Following three years of improvement, performance on subprime residential mortgage-backed securities has begun to wane. Behind the deterioration are changes in the makeup of the collateral, declining home prices and diminishing credit enhancement.
A new report indicates that subprime RMBS performance had been “improving notably” since 2009.
But the rate of improvement is diminishing.
Fitch Ratings, which released the report Monday, said that it has recently observed “that the improvement has tempered for loans originated from 2005-2007, while earlier vintage loans have shown little to no improvement.”
Hurting the improvement has been the changing composition of the collateral, which the New York-based firm said is leading to adverse selection.
Also contributing to the weakening performance are home prices, which fell 4 percent last year. The ratings agency projects that national home prices still have another 5 to 10 percent to fall.

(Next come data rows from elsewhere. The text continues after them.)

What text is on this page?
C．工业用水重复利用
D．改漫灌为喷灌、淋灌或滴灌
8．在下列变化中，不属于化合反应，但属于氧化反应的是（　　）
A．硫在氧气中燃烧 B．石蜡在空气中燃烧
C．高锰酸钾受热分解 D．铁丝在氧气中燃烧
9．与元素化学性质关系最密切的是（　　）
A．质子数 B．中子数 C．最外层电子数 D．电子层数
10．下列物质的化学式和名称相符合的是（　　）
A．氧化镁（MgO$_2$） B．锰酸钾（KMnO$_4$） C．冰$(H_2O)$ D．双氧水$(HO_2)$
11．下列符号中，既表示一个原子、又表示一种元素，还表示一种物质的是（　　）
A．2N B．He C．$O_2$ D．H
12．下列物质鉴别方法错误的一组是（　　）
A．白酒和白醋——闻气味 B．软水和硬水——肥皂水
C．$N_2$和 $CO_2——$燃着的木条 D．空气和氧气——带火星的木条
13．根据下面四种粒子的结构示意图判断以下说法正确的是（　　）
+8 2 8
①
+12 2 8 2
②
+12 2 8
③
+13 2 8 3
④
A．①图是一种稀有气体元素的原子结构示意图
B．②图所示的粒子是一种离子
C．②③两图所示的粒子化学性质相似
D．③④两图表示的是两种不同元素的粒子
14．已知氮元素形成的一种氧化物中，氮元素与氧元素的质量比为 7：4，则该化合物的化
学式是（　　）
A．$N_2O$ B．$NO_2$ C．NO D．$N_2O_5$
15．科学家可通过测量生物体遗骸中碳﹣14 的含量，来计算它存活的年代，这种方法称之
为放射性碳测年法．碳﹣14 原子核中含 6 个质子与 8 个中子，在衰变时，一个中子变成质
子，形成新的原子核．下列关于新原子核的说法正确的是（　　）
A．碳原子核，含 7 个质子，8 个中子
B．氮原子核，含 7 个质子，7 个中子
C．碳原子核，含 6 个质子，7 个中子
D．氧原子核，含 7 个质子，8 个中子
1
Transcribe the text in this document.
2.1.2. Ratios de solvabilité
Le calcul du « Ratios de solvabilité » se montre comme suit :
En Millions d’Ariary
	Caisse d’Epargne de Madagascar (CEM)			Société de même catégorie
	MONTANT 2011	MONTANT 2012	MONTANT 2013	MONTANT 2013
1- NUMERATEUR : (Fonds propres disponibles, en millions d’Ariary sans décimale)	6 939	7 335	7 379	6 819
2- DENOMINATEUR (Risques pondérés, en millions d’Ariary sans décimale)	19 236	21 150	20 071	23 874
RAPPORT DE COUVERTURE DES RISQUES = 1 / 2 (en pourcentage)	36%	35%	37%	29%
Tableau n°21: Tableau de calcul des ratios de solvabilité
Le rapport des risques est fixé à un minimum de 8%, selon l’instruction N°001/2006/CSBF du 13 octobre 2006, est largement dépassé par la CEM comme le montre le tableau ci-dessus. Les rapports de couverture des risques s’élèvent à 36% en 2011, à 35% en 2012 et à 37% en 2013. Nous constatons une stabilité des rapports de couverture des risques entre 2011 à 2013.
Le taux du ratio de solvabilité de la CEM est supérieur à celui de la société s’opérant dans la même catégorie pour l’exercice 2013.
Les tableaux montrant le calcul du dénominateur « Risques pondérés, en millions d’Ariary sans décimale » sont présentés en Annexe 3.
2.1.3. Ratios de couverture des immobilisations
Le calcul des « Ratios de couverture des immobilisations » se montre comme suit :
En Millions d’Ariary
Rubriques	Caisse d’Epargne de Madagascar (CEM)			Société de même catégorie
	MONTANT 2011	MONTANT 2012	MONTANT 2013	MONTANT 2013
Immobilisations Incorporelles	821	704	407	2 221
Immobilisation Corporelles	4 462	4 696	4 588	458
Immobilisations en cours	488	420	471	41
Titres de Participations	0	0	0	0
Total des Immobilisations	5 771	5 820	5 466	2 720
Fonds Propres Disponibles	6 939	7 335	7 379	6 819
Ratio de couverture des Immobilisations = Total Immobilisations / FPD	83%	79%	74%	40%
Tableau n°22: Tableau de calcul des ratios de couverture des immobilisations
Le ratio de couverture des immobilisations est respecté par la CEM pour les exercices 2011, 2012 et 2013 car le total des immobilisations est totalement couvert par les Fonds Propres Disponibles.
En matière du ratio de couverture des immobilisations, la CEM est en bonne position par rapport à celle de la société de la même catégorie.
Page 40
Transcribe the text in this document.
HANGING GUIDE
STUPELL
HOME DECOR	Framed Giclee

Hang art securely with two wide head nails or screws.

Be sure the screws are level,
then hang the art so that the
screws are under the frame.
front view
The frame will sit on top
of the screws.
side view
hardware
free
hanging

“The report also points to historically high loss severities and relatively thin remaining credit enhancement as drivers of Fitch’s ratings on subprime classes,” the report stated. “Fitch cites high loan-to-value ratios, relatively small loan balances, and extending liquidation timelines as causes of elevated loss severities on liquidated loans (currently 77 percent). Senior RMBS classes have lost credit enhancement through a combination of high collateral losses and the redirection of principal toward subordinate classes.”